After Final . . . Now What?

Editor: Adriana L. Burgy

The After Final Consideration Pilot 2.0 (AFCP 2.0) program that launched on May 19, 2013, now extends through September 30, 2016. The AFCP 2.0 program allots more time to examiners to search and/or consider submissions after final rejection. The program also allows examiners to use additional time to schedule and conduct an interview if an applicant’s submission does not place the application in condition for allowance. AFCP 2.0 is also free; there is no fee to file the AFCP 2.0 request.

To be eligible for the AFCP 2.0, an application must be a utility, design, or plant non-provisional application that has received a final rejection. Eligible applications include national stage applications and continuing applications (e.g., divisional or continuation applications), but not reissue and reexamination applications. In addition, only one request for consideration under AFCP 2.0 may be filed in response to an outstanding final rejection. Second or subsequent requests for consideration under AFCP 2.0 filed in response to the same outstanding final rejection will be processed consistent with current practice concerning responses after final rejection under 37 CFR 1.116.

In order to participate in AFCP 2.0, an applicant must include the following at filing:

  1. A request for consideration under AFCP 2.0 (Form PTO/SB/434); and
  2. A response under 37 CFR 1.116, including an amendment to at least one independent claim that does not broaden the scope of the independent claim in any aspect.

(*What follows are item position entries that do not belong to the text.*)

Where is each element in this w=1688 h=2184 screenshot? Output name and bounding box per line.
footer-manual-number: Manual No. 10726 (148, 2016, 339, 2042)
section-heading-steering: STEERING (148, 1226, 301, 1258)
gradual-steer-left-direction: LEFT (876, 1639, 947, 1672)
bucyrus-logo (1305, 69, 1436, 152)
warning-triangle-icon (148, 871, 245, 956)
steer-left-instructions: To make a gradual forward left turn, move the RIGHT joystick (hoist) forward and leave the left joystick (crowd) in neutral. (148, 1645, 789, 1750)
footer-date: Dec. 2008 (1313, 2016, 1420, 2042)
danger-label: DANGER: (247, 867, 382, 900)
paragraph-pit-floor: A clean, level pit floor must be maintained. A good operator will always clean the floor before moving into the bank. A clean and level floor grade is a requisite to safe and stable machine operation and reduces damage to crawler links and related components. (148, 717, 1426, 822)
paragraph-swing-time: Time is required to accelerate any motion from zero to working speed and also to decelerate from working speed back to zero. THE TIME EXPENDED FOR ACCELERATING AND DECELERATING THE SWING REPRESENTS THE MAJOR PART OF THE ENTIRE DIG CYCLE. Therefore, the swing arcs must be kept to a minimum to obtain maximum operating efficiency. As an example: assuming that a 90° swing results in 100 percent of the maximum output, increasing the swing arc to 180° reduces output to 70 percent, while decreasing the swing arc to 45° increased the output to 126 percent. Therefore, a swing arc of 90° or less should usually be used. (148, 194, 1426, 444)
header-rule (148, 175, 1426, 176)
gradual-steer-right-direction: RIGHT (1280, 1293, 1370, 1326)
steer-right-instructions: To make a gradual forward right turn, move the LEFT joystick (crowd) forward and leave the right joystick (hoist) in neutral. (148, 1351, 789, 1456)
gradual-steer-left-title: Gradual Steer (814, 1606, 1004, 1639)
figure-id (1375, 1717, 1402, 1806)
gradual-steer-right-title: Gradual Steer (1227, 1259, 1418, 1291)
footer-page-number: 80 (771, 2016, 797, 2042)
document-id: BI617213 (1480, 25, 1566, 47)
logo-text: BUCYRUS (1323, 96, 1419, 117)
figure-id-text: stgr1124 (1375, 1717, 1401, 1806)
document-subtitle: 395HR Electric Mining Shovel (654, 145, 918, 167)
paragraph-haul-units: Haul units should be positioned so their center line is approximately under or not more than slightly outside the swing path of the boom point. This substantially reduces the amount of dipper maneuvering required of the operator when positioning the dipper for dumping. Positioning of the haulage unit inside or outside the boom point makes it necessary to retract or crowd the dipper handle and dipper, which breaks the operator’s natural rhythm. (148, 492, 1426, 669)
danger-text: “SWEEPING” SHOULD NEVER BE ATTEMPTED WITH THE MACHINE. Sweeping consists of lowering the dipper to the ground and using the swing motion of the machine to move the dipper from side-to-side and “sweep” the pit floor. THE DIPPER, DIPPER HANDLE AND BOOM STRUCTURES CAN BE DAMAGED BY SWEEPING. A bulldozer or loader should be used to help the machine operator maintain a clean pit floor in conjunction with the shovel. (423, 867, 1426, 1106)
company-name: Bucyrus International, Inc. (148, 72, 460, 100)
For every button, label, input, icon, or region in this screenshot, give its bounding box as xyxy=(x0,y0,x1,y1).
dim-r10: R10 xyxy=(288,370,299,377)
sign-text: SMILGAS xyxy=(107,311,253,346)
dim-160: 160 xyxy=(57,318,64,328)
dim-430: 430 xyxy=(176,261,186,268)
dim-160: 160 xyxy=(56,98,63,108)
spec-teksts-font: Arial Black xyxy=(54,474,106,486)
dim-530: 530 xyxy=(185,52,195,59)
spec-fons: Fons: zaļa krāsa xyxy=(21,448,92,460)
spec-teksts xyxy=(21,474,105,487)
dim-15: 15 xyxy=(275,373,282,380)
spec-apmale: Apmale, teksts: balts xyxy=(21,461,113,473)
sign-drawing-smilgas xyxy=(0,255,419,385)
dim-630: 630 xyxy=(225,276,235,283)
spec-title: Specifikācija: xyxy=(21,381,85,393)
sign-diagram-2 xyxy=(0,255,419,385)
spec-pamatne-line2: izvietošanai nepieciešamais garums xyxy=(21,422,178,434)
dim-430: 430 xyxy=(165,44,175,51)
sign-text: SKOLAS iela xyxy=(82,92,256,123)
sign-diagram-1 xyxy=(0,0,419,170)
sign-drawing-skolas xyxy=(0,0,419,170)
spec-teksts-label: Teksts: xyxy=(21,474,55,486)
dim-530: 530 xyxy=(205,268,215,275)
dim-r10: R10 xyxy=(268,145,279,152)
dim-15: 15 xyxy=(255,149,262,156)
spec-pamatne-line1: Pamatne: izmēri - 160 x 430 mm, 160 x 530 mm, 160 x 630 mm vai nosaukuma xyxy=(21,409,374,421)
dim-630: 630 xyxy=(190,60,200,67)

In response to the AFCP submission, an applicant will receive a specialized AFCP 2.0 form (PTO-2323) that communicates the status of the submission. If an interview is conducted, the form will also accompany an interview summary.

One can request an examiner interview after final in the ordinary course, but it is up to the discretion of the examiner as to whether to grant that interview request. Here, under the AFCP 2.0 program, the examiner is given additional time to search and/or consider the response, but also it gives applicants an additional opportunity to discuss the application with the examiner, if the response does not place the application in a condition for allowance. To date, the USPTO has not published statistics on the AFCP 2.0 program.